His Under Contract - Page 48

“I’m sorry. I shouldn’t have said anything.”

“No, it’s okay. It’s good you were thinking of if it was good for Ethan, he needs that in his life.”

“Since we couldn’t do lunch, do you want to stay for dinner? Ethan is working late tonight.”

“Sounds good to me.”

The next few hours pass by e

asily. It finally feels like we’re back to a new normal.

I’ve barely closed the door when Ethan comes in. He’s tired, I go to him. His arms come around me holding me tight. “Did you eat?”

“Yes, I had something delivered. I ran into Amelia on the street. Are you okay?”

“I’m fine. She’s been here for hours keeping me company.”

“Good. Ready for bed?”

I’m not, but I nod. On our way down the hall, he stops outside his office then goes in, picking up his laptop. He sees my curious look.

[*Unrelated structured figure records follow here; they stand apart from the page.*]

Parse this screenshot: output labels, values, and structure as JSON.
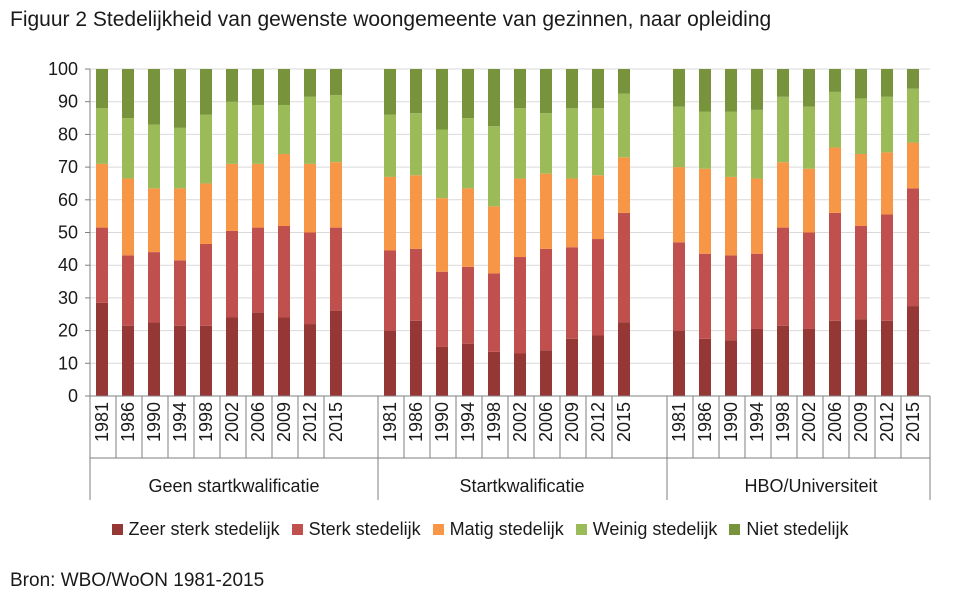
{
  "title": "Figuur 2 Stedelijkheid van gewenste woongemeente van gezinnen, naar opleiding",
  "source": "Bron: WBO/WoON 1981-2015",
  "chart_data": {
    "type": "bar",
    "stacked": true,
    "ylim": [
      0,
      100
    ],
    "yticks": [
      0,
      10,
      20,
      30,
      40,
      50,
      60,
      70,
      80,
      90,
      100
    ],
    "years": [
      "1981",
      "1986",
      "1990",
      "1994",
      "1998",
      "2002",
      "2006",
      "2009",
      "2012",
      "2015"
    ],
    "legend_position": "bottom",
    "series": [
      {
        "name": "Zeer sterk stedelijk",
        "color": "#953735"
      },
      {
        "name": "Sterk stedelijk",
        "color": "#c0504d"
      },
      {
        "name": "Matig stedelijk",
        "color": "#f79646"
      },
      {
        "name": "Weinig stedelijk",
        "color": "#9bbb59"
      },
      {
        "name": "Niet stedelijk",
        "color": "#77933c"
      }
    ],
    "groups": [
      {
        "name": "Geen startkwalificatie",
        "cumulative": [
          [
            28.5,
            51.5,
            71,
            88,
            100
          ],
          [
            21.5,
            43,
            66.5,
            85,
            100
          ],
          [
            22.5,
            44,
            63.5,
            83,
            100
          ],
          [
            21.5,
            41.5,
            63.5,
            82,
            100
          ],
          [
            21.5,
            46.5,
            65,
            86,
            100
          ],
          [
            24,
            50.5,
            71,
            90,
            100
          ],
          [
            25.5,
            51.5,
            71,
            89,
            100
          ],
          [
            24,
            52,
            74,
            89,
            100
          ],
          [
            22,
            50,
            71,
            91.5,
            100
          ],
          [
            26,
            51.5,
            71.5,
            92,
            100
          ]
        ]
      },
      {
        "name": "Startkwalificatie",
        "cumulative": [
          [
            20,
            44.5,
            67,
            86,
            100
          ],
          [
            23,
            45,
            67.5,
            86.5,
            100
          ],
          [
            15,
            38,
            60.5,
            81.5,
            100
          ],
          [
            16,
            39.5,
            63.5,
            85,
            100
          ],
          [
            13.5,
            37.5,
            58,
            82.5,
            100
          ],
          [
            13,
            42.5,
            66.5,
            88,
            100
          ],
          [
            14,
            45,
            68,
            86.5,
            100
          ],
          [
            17.5,
            45.5,
            66.5,
            88,
            100
          ],
          [
            18.5,
            48,
            67.5,
            88,
            100
          ],
          [
            22.5,
            56,
            73,
            92.5,
            100
          ]
        ]
      },
      {
        "name": "HBO/Universiteit",
        "cumulative": [
          [
            20,
            47,
            70,
            88.5,
            100
          ],
          [
            17.5,
            43.5,
            69.5,
            87,
            100
          ],
          [
            17,
            43,
            67,
            87,
            100
          ],
          [
            20.5,
            43.5,
            66.5,
            87.5,
            100
          ],
          [
            21.5,
            51.5,
            71.5,
            91.5,
            100
          ],
          [
            20.5,
            50,
            69.5,
            88.5,
            100
          ],
          [
            23,
            56,
            76,
            93,
            100
          ],
          [
            23.5,
            52,
            74,
            91,
            100
          ],
          [
            23,
            55.5,
            74.5,
            91.5,
            100
          ],
          [
            27.5,
            63.5,
            77.5,
            94,
            100
          ]
        ]
      }
    ]
  }
}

“We are enrolling you tonight.”

“Yes, lord and master Bishop.” I curtsy, before going into use my bathroom to brush my teeth and face before following him.

I find him undressing, watching as my body begins buzzing. “No, you greedy minx not until this is finished.”

I pout as he goes in to brush his teeth then climbs into bed. He pulls up the site and enrolls me. I want to do at least four classes, Ethan wants me to do two classes. We split the difference and go with three. If I do well I can add more the next semester. The basics are picked for this semester, history, English, and a basic math requisite. He knows his credit card number by heart as he pays. Who the hell knows their credit card number by heart?

“All done. That was fairly painless.” He closes the laptop as he sets it on the bedside table.

“I guess. Who would have thought it? Me going to school again.”

He’s quiet for a moment. “Did I push you into this? Is this what you really want?”

“It is, really. I’m being stupid. I was just remembering what my dad said once.”

“What did he say?”

Shrugging, I’m embarrassed. “When I was thirteen we were watching a movie about a college fund being stolen and the lengths the kid was willing to go to get it back so he could go to his dream college. My brother Michael asked my dad if we had a college fund. My dad laughed and said of course not, Michael was going into the Marines so the government would be paying for him to go to school. I didn’t need a college fund because, why bother paying for me to go to school when I was just going to end up making babies and taking care of my husband and house? I didn’t need school for that.”

His lips go together as his face hardens. “Sometimes, I forget what chauvinistic bastards the military turns out. You know that’s bullshit right?”

“On the face of it, yes. At the time, I was pissed, I hated my father. There I was, being told in school an education was the way to make what you want happen. Almost out of a need to prove him wrong I worked harder in school, really threw myself into it. Later, he came around, he saw I needed to keep learning, that I actually liked learning.

“Still, even with everything I learned, I had no idea what I wanted to do with it. Like I said before, I did want to teach, to connect and be a positive influence with kids, but beyond—that nothing. No aspirations to be a doctor or lawyer or anything like that.”

“Are you sure you don’t still want to be a teacher?”

“No, I know I would grow to resent it. I like what you talked about, the flexibility to work when I want how I want. I’m sure if I put it to use I should have a few years under my belt at a big firm but it wouldn’t be a life-long thing.”

“I’m glad. You know you never talk about your family much. Your dad sounds like a peach. Are you not close with your mom or your brothers?”

“Not really. My dad, he just, I don’t know. This is horrible, but he’s the epitome of what I don’t want. Gives orders, demands blind obedience, he’s from something out of the fifties. My mom was to take care of the kids and cook and keep a spotless home. He took pride in the fact he never changed a single diaper or gave us a bottle. Growing up, I felt like I was the oops baby they had no idea what to do with. Then, when I became a book worm and into school, they really didn’t know what to make of me. There was no pride in my school accomplishments, the focus was all about my brothers athletic feats. By the time I was sixteen, it clicked—I just didn’t fit, didn’t see life the same ways as they did. Considering my mom was such a doormat, who only did as my dad said, I lost respect for her. Especially when he went on and on about how, if I expected to land a man and get married I needed to lose weight. Men didn’t want to marry a fat woman. Fat girls were just there to be used. My mom never once told him to stop or defend me, just nodded along.

“Then there’s the whole shopaholic thing. My dad is supposed to retire next year, but they are freaking out because they’ll have to move from base housing and with their bills, they don’t know if they can afford it. I’m disappointed in her, that after so many years she can’t get it under control. I resent her, because even though it’s her own fault, I still care enough that it stresses me out to hear what they are going through. I resent the fuck out of that, and I resent her raising us to have such limited aspirations in life. My mom believed she had it good just because my father didn’t hit her or drink. With expectations so low, I pat myself on the back for just getting out of the environment without getting married and pregnant to do it.”

“Have you two ever talked about why she shops?”